While draining and charging, some girls sit at the nearly empty gate. They like my bag, so I like them. Apparently they're nomads from northbound flight that was cancelled. They're on standby. They've been wandering for an hour ... (amateurs). One of the girls notices water dripping from the ceiling with a trash can underneath it. "You should have seen it before, it looked like a waterfall", I said. "How long have you been here?" they ask. "Four hours", I said. They look at me in amazement. I'm not sure whether to be embarrassed or wear it like a badge of honor. I chose honor, lol. I smile and nod my head, "Yep, three more hours to go". One of the girls suggested we go to the smoking lounge. Smoking Lounge?! I was soooo there.
Let me tell you a little about the Smoking Lounge. It's a big glass box with a half assed ventilation system. The best thing to compare it to would be something you would stick an Iguana in. The smoke was so thick in this pseudo room that when the door opened, it was much like when a space ship opened it's door in a SciFi movie. Your eyes burn, the air is thick, and yet any smoker would shut up and sit down gladly. We did. 30 minutes later we departed from the hot boxed room smelling like we'd been through a fire and we were fine with it. The girls managed to get on the next flight out.

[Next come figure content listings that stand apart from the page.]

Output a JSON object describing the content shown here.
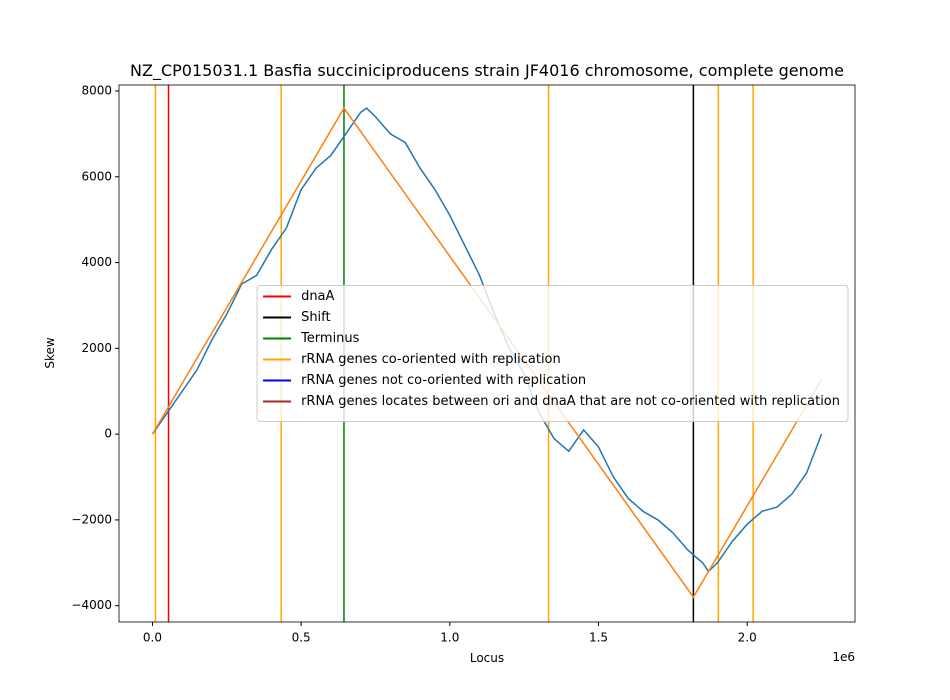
{
  "chart_data": {
    "type": "line",
    "title": "NZ_CP015031.1 Basfia succiniciproducens strain JF4016 chromosome, complete genome",
    "xlabel": "Locus",
    "ylabel": "Skew",
    "x_offset_label": "1e6",
    "xlim": [
      -112500,
      2362500
    ],
    "ylim": [
      -4380,
      8140
    ],
    "xticks": [
      {
        "value": 0,
        "label": "0.0"
      },
      {
        "value": 500000,
        "label": "0.5"
      },
      {
        "value": 1000000,
        "label": "1.0"
      },
      {
        "value": 1500000,
        "label": "1.5"
      },
      {
        "value": 2000000,
        "label": "2.0"
      }
    ],
    "yticks": [
      {
        "value": -4000,
        "label": "−4000"
      },
      {
        "value": -2000,
        "label": "−2000"
      },
      0,
      2000,
      4000,
      6000,
      8000
    ],
    "legend": "center right",
    "series": [
      {
        "color": "#1f77b4",
        "x": [
          0,
          20000,
          50000,
          100000,
          150000,
          200000,
          250000,
          300000,
          350000,
          400000,
          450000,
          500000,
          550000,
          600000,
          650000,
          700000,
          720000,
          750000,
          800000,
          850000,
          900000,
          950000,
          1000000,
          1050000,
          1100000,
          1150000,
          1200000,
          1250000,
          1300000,
          1350000,
          1400000,
          1450000,
          1500000,
          1550000,
          1600000,
          1650000,
          1700000,
          1750000,
          1800000,
          1850000,
          1870000,
          1900000,
          1950000,
          2000000,
          2050000,
          2100000,
          2150000,
          2200000,
          2250000
        ],
        "values": [
          0,
          200,
          500,
          1000,
          1500,
          2200,
          2800,
          3500,
          3700,
          4300,
          4800,
          5700,
          6200,
          6500,
          7000,
          7500,
          7600,
          7400,
          7000,
          6800,
          6200,
          5700,
          5100,
          4400,
          3700,
          2800,
          2000,
          1400,
          500,
          -100,
          -400,
          100,
          -300,
          -1000,
          -1500,
          -1800,
          -2000,
          -2300,
          -2700,
          -3000,
          -3200,
          -3000,
          -2500,
          -2100,
          -1800,
          -1700,
          -1400,
          -900,
          0
        ]
      },
      {
        "color": "#ff7f0e",
        "x": [
          0,
          644000,
          1819000,
          2250000
        ],
        "values": [
          0,
          7600,
          -3800,
          1270
        ]
      }
    ],
    "vlines": [
      {
        "name": "dnaA",
        "color": "#ff0000",
        "x": [
          54000
        ]
      },
      {
        "name": "Shift",
        "color": "#000000",
        "x": [
          1819000
        ]
      },
      {
        "name": "Terminus",
        "color": "#008000",
        "x": [
          644000
        ]
      },
      {
        "name": "rRNA genes co-oriented with replication",
        "color": "#ffa500",
        "x": [
          10000,
          433000,
          1332000,
          1903000,
          2020000
        ]
      },
      {
        "name": "rRNA genes not co-oriented with replication",
        "color": "#0000ff",
        "x": []
      },
      {
        "name": "rRNA genes locates between ori and dnaA that are not co-oriented with replication",
        "color": "#a52a2a",
        "x": []
      }
    ]
  }
}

After a few more hours of wandering and battery conserving, the plane comes in. 30 minutes late, but it comes in. Finally, light at the end of the tunnel! We board, we sit, we listen to the safety instructions. The jet powers up and I'm happy as can be, when the captain comes on the loud speaker, "Sorry folks, we're down to two runways right now. We've also got an unscheduled plane that just landed. It looks like we're going to be delayed". I swear to you, I burst out laughing. Can this really be happening? We were SO CLOSE! So so very close. Sigh...
It was 7 pm when we finally left on our six hour journey to So Cal. There was turbulence 90% of the way. After six hours in the dark, unable to sleep, we all departed the plane completely defeated and disheveled. Myself and my fellow former gypsies shuffled down to the baggage claim area and stared at the motionless carousel. And airport attendant spoke up, "Are you guys from United flight 0391?", everyone turned and looked at him, "Your luggage has been here all day. It's against the wall". After collecting my luggage and getting my car out of hawk in the airport parking lot I drove home with all the windows down and the stereo full blast so I made it home alive. It was midnight when I got there. 24 hours of pure airplane hell. I wonder when I'll get the notice that my second flight was delayed.